Thursday, August 10, 2006

Monkeypox Outbreak Highlights Potential Risks of Owning and Handling Exotic Pets, Wild Animals, and Birds

In the United States there is a growing trend towards a variety of exotic pets: ferrets, hedgehogs, sugar gliders, chinchillas, foxes, coyotes, squirrels, numerous reptiles, and even skunks. The recent outbreak of monkeypox in Wisconsin, Indiana, and Illinois with one incident in New Jersey illustrates the danger of zoonoses - diseases caused by agents that infect both humans and other animals. This first occurrence of monkeypox infection in humans in the Western hemisphere is probably due to pet prairie dogs and Gambian giant rats, according to the Centers for Disease Control.

"The simplest advice, especially for parents of young children, is to use common sense and only keep domestic animals since the behavior of wild animals is unpredictable. For the exotic pet purchaser, an age-old Latin phrase seems especially relevant: Caveat emptor - 'Let the buyer beware'!!" according to the Editor-in-Chief of Vector-Borne and Zoonotic Diseases, Stephen Higgs, Bs.C., Ph.D., FRES (Department of Pathology, Center for Biodefense and Emerging Infectious Diseases, Sealy Center for Vaccine Development and WHO Collaborating Center for Tropical Diseases, UTMB at Galveston). Vector-Borne and Zoonotic Diseases is a quarterly peer-reviewed journal published by Mary Ann Liebert, Inc. (www.liebertpub.com/vbz), the only medical journal specifically devoted to such diseases.

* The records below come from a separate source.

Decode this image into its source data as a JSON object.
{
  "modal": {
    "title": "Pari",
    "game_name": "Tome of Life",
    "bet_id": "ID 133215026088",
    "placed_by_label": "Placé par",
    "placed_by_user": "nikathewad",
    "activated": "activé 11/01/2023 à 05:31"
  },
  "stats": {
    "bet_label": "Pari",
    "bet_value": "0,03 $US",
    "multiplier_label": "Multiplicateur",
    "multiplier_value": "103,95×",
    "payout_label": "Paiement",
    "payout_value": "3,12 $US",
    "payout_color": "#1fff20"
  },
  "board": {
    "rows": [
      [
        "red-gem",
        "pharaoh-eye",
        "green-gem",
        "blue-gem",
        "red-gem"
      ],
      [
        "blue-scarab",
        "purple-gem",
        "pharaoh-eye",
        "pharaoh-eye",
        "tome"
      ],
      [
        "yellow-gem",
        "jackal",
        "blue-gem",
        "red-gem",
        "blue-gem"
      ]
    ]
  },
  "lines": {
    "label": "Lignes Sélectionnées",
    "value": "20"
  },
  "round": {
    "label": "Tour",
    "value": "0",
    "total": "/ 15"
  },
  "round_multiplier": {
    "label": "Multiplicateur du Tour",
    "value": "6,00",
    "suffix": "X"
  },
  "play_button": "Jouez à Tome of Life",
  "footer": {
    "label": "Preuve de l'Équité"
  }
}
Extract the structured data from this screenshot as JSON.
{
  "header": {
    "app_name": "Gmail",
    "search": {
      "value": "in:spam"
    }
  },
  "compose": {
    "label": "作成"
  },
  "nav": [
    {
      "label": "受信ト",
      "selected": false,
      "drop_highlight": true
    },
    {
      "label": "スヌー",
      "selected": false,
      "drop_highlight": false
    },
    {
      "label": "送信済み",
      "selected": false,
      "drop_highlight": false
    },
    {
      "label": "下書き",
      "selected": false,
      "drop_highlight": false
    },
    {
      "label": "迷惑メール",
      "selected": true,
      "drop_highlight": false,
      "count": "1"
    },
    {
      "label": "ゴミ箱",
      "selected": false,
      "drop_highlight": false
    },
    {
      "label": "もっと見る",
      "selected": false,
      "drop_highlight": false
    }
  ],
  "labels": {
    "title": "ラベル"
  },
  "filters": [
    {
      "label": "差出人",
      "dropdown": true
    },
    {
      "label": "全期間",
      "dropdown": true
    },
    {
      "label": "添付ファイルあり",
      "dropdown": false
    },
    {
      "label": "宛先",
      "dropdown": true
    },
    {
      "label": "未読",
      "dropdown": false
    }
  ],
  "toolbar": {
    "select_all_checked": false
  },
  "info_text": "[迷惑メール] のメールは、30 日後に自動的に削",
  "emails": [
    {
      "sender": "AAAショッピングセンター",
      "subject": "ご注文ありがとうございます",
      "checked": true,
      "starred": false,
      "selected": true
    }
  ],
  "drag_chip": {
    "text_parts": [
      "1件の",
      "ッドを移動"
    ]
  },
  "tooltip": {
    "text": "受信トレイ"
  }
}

"If you must have an exotic pet, I would recommend that you only purchase captive-bred animals and not buy animals captured from the wild," says Dr. Higgs. "In the past we thought that new diseases usually emerge as the result of human encroachment into wild areas, but it now seems that we are providing new opportunities for these infectious agents by bringing them into our urban environment, and even into our homes. The recent emergence of SARS from civet cats traded in Asia and now monkeypox from prairie dogs is a clear illustration that there are still unknown agents that can infect humans and we do not fully appreciate the risks that these pose to ourselves and our children."